If you do have good credit, consider moving higher-interest debt to a balance transfer credit card. These offers may become scarcer if the Fed continues to raise interest rates, and locking down a 0% intro APR for 12 months or more is a great way to make a significant dent in your debt. Paying down your balances will also improve your credit score.
If you plan to borrow money in the near future, you can expect to see higher interest rates on auto loans and personal loans. Double-check that your existing loans have a fixed interest rate, and consider borrowing sooner rather than later to keep your interest costs down.
If you own a home, you may be able to borrow equity to pay off your credit cards. But be careful — home equity lines of credit, which often have variable interest rates, are also likely to be affected by Fed rate hikes. Consider instead a fixed-rate home equity loan, or refinance your primary mortgage to pay off your credit card debt and lock in a low fixed rate now while you still can.
Impact on home buyers
Mortgage rates already have been rising in anticipation of Fed rate hikes, and they may go up even more through the end of 2022.
The Fed’s recent rate increases are ending what has been effectively a zero-interest-rate environment, because the federal funds rate has been so close to zero for so long. These historically low mortgage rates jolted upward by almost half a percentage point in January as the Fed's intentions came into focus. Even after that increase, mortgage rates were still low by the standards of previous generations of homeowners.
However, if the Fed continues to boost short-term rates over the next two to three years — and inflation climbs — home buyers will see mortgage rates rise significantly.
It’s important to consider that even incremental rate increases are costly when imposed on big-ticket items like homes and stretched out over the life of a multiyear loan.
For instance, a 30-year mortgage at a rate of 3% on a $300,000 loan yields a monthly payment of about $1,265. A rate of 5% bumps that to $1,610 — and adds almost $145,000 in interest over the life of the loan. When higher rates are combined with rising home prices, it’s easier to get priced out of the market, especially for first-time buyers.

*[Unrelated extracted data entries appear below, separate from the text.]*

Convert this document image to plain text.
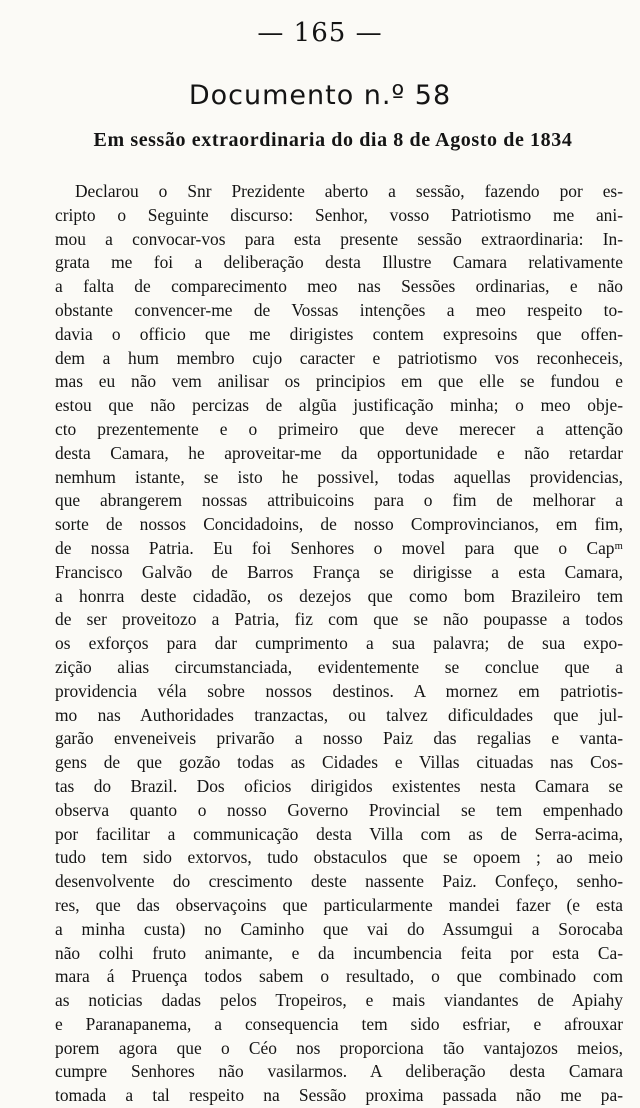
— 165 —
Documento n.º 58
Em sessão extraordinaria do dia 8 de Agosto de 1834
Declarou o Snr Prezidente aberto a sessão, fazendo por es-
cripto o Seguinte discurso: Senhor, vosso Patriotismo me ani-
mou a convocar-vos para esta presente sessão extraordinaria: In-
grata me foi a deliberação desta Illustre Camara relativamente
a falta de comparecimento meo nas Sessões ordinarias, e não
obstante convencer-me de Vossas intenções a meo respeito to-
davia o officio que me dirigistes contem expresoins que offen-
dem a hum membro cujo caracter e patriotismo vos reconheceis,
mas eu não vem anilisar os principios em que elle se fundou e
estou que não percizas de algũa justificação minha; o meo obje-
cto prezentemente e o primeiro que deve merecer a attenção
desta Camara, he aproveitar-me da opportunidade e não retardar
nemhum istante, se isto he possivel, todas aquellas providencias,
que abrangerem nossas attribuicoins para o fim de melhorar a
sorte de nossos Concidadoins, de nosso Comprovincianos, em fim,
de nossa Patria. Eu foi Senhores o movel para que o Capᵐ
Francisco Galvão de Barros França se dirigisse a esta Camara,
a honrra deste cidadão, os dezejos que como bom Brazileiro tem
de ser proveitozo a Patria, fiz com que se não poupasse a todos
os exforços para dar cumprimento a sua palavra; de sua expo-
zição alias circumstanciada, evidentemente se conclue que a
providencia véla sobre nossos destinos. A mornez em patriotis-
mo nas Authoridades tranzactas, ou talvez dificuldades que jul-
garão enveneiveis privarão a nosso Paiz das regalias e vanta-
gens de que gozão todas as Cidades e Villas cituadas nas Cos-
tas do Brazil. Dos oficios dirigidos existentes nesta Camara se
observa quanto o nosso Governo Provincial se tem empenhado
por facilitar a communicação desta Villa com as de Serra-acima,
tudo tem sido extorvos, tudo obstaculos que se opoem ; ao meio
desenvolvente do crescimento deste nassente Paiz. Confeço, senho-
res, que das observaçoins que particularmente mandei fazer (e esta
a minha custa) no Caminho que vai do Assumgui a Sorocaba
não colhi fruto animante, e da incumbencia feita por esta Ca-
mara á Pruença todos sabem o resultado, o que combinado com
as noticias dadas pelos Tropeiros, e mais viandantes de Apiahy
e Paranapanema, a consequencia tem sido esfriar, e afrouxar
porem agora que o Céo nos proporciona tão vantajozos meios,
cumpre Senhores não vasilarmos. A deliberação desta Camara
tomada a tal respeito na Sessão proxima passada não me pa-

Getting ahead of the tide of rising interest rates can save borrowers thousands of dollars. Consumers with adjustable-rate mortgages and home equity lines of credit should take a close look now at their financing options, and consider moving to fixed-rate alternatives.
A rising rate environment
The Fed's rate hike also affects the economy, and vice versa. These initial rate bumps are an opportunity to prepare yourself for a trend toward higher rates.
Reducing debt, especially when you’re paying a variable interest rate, will help you in a rising-rate environment. So will increasing your savings and staying focused on your long-term investing strategy, in spite of day-to-day fluctuations in the stock market.
If you manage your money carefully and the economy stays strong, rising rates could be a good thing for your wallet.